The bill did still earmark $17 billion for public transit, and Obama's budget proposal -- released this month -- was more promising for urban policy experts. But it's too early to tell yet how much of it will make it through Congress. "This is a city- and metro-friendly administration at this point," says the Brookings Institution's Muro. "How metro-friendly the implementation and policy uptake will be, and how fast, is still an open question."
What has been a disappointment already, though, is the Urban Affairs office. Its director, former Bronx Borough President Adolfo Carrión, hasn't made a public appearance since Obama named him to the job, weighed down by reports of a corruption scandal involving New York developers. The White House wouldn't make him available to discuss the administration's urban outlook. "They've been really hunkered down" trying to figure out the office's mission, an administration official told Salon. Eventually, the aide said, the goal is for the White House office to help keep lines of communication open between various Cabinet agencies that deal with cities, like HUD, Energy and Transportation.
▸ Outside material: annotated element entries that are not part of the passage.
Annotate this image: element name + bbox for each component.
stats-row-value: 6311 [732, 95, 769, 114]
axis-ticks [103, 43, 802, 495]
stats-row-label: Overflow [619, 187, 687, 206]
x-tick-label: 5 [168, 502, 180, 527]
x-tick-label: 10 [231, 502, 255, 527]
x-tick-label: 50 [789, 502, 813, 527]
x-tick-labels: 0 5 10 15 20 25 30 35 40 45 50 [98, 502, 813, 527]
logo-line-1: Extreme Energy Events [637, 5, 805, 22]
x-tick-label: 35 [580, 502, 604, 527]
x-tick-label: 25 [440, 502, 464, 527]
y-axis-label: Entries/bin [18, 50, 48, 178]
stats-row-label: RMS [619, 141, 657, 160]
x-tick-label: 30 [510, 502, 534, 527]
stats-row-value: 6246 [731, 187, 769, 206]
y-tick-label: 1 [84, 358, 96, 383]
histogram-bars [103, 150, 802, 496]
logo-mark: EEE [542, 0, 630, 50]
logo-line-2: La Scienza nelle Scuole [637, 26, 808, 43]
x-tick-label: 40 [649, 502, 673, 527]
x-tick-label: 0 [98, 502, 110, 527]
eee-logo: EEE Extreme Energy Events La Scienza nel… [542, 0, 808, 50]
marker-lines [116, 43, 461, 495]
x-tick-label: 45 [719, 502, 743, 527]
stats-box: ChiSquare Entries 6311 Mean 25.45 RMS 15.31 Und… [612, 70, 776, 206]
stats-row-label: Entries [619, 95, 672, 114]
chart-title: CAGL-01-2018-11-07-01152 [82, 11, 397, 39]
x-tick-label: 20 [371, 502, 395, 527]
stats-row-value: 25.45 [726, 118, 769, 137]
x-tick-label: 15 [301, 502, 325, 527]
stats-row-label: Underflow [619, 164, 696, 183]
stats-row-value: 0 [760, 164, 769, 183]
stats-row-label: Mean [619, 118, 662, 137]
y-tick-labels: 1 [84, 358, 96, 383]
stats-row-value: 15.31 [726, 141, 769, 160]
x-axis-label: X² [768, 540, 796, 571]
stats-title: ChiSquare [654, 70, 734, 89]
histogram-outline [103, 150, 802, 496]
For now, senior advisor and longtime Obama friend Valerie Jarrett is coordinating a lot of the administration's urban policy -- which may be better than anything Carrión could produce, anyway. "She's closer to the president than anybody in this administration," Cochran says. "She's like the third Obama." And some agencies, whether pushed by the White House or not, are already showing signs of working together. HUD and the Energy Department, for example, signed an agreement to make it easier for urban buildings to qualify for grants to improve their energy efficiency.
Advocates are hoping Obama's urban outlook will -- soon -- add up to more than just city boosterism. "We're on the road to wonderful, Cochran says. "But that's where we are -- on the road right now. We're getting there."